Escuchar esa canción al principio es como recorrer Buenos Aires con un lamento; luego a saltitos en un día de sol que a la tardecita se nubla, refrescando; uno espacia los saltos y comienza una hermosa caminata bajo esa luz rara del crepúsculo, como recordando una gran ausencia. Eso es Vardarito, como el Astor lo tocara en junio del ochenta y tres, ahí en el Colón, mirá vos.
Qué cosa, era pleno invierno, y la música lo evocaba paradito al lado de un verano ligero, húmedo y fragante, con el cello del José Bragato, dos violines en las manos de Suárez Paz y Baralis, el Astor amarrado a su bandoneón mientras Console se abrazaba a su contrabajo y el “Oscár” le daba a la guitarra eléctrica. Vardarito.
Desde el Adiós, Nonino, Piazzolla estableció un patrón estructural estándar para sus composiciones. Formalmente, era un patrón rápido-lento-rápido-lento-coda; le seguían figuras melódicas angulares y bruscas. Su mismo bandoneón o las cuerdas hacían de solistas, mientras el piano era la médula rítmica, y la guitarra tejía filigranas improvisadas.
Treinta años antes, ese mismo modo de hacer música había causado una pelea a piñas, porque el público que fue a escuchar a Piazzolla en la Facultad de Derecho en Buenos Aires, se indignó por la inclusión tan plebeya de un bandoneón en una orquesta sinfónica. Imperturbable, el Gato siguió su camino, balanceándose en los tejados de Dedé, su primera mujer, de la leyenda del tango Amelita Baltar y, finalmente, de Laura Escalada.
Otra mujer que le ayudó a descubrirse fue Nadia Boulanger. Como su alumno y becario, el Gato le endosó kilos de sinfonías y sonatas como tarjeta de presentación. A la gran Nadia no se le movió un pelo. “Esto no es Piazzolla”, le dijo. Para hallarlo desde el carozo, le empezó a preguntar de todo, como agente del FBI. Cuando se enteró que era bandoneonista de cabarulo, quiso escucharlo con los ojos cerrados. “Idiota, ¡ese es Piazzolla!” le gritó al volver a abrirlos.

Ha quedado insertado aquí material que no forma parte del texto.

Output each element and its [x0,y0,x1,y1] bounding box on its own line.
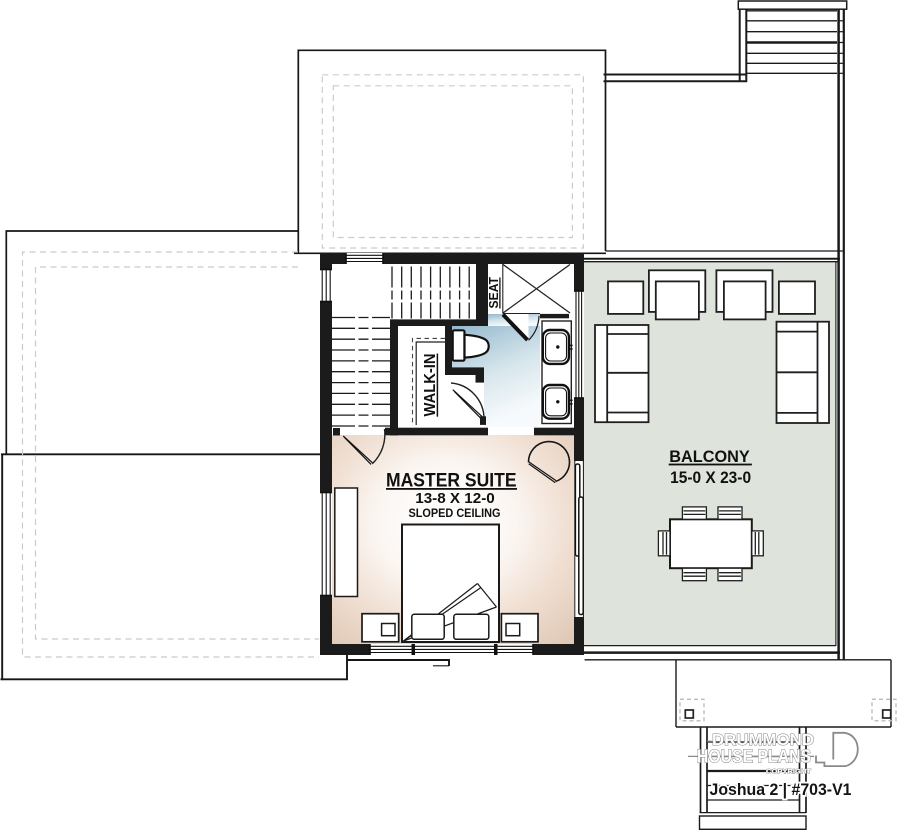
svg-text:COPYRIGHT: COPYRIGHT [766,768,811,775]
svg-text:WALK-IN: WALK-IN [422,354,439,417]
svg-text:15-0 X 23-0: 15-0 X 23-0 [670,469,751,487]
svg-text:13-8 X 12-0: 13-8 X 12-0 [415,491,495,507]
svg-text:BALCONY: BALCONY [669,447,750,466]
svg-text:HOUSE PLANS: HOUSE PLANS [697,747,811,767]
svg-text:Joshua 2 | #703-V1: Joshua 2 | #703-V1 [710,781,852,799]
svg-text:SEAT: SEAT [486,277,501,309]
svg-text:SLOPED CEILING: SLOPED CEILING [409,506,501,520]
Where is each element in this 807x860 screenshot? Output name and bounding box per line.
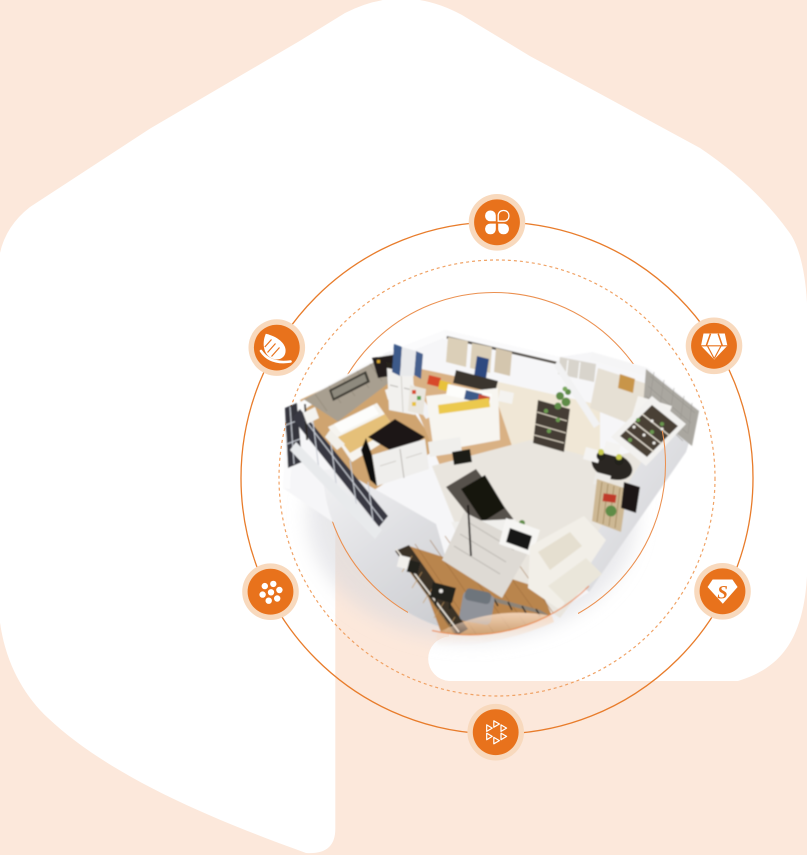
svg-text:S: S bbox=[717, 583, 728, 604]
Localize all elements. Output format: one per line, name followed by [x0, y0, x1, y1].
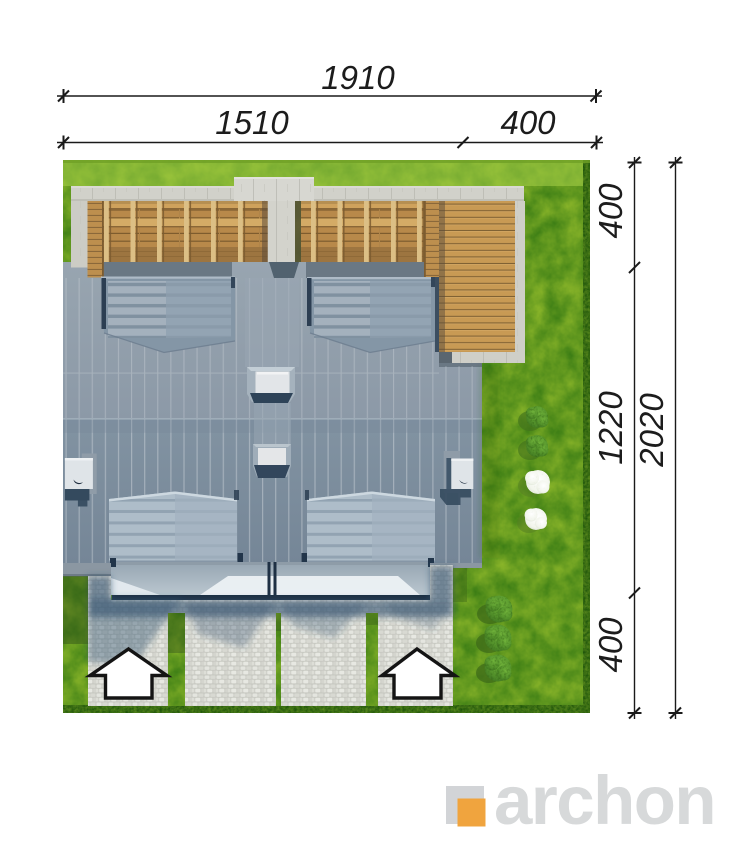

En dos segundos y con una frase, diez años de composiciones se fueron bien al diablo. El Gato regresó a Buenos Aires a tocar nada más que tangos, y jamás volvió la mirada. Cuanto premio hubo, Piazzolla lo ganó; cuanto honor le cupo, Piazzolla lo aceptó. Al cuatro de julio del noventa y dos, día de su muerte, su opus tenía más de tres mil composiciones y, grabadas, sólo quinientas. Esas quedarán, porque la música de Piazzolla no existe a menos que él la toque.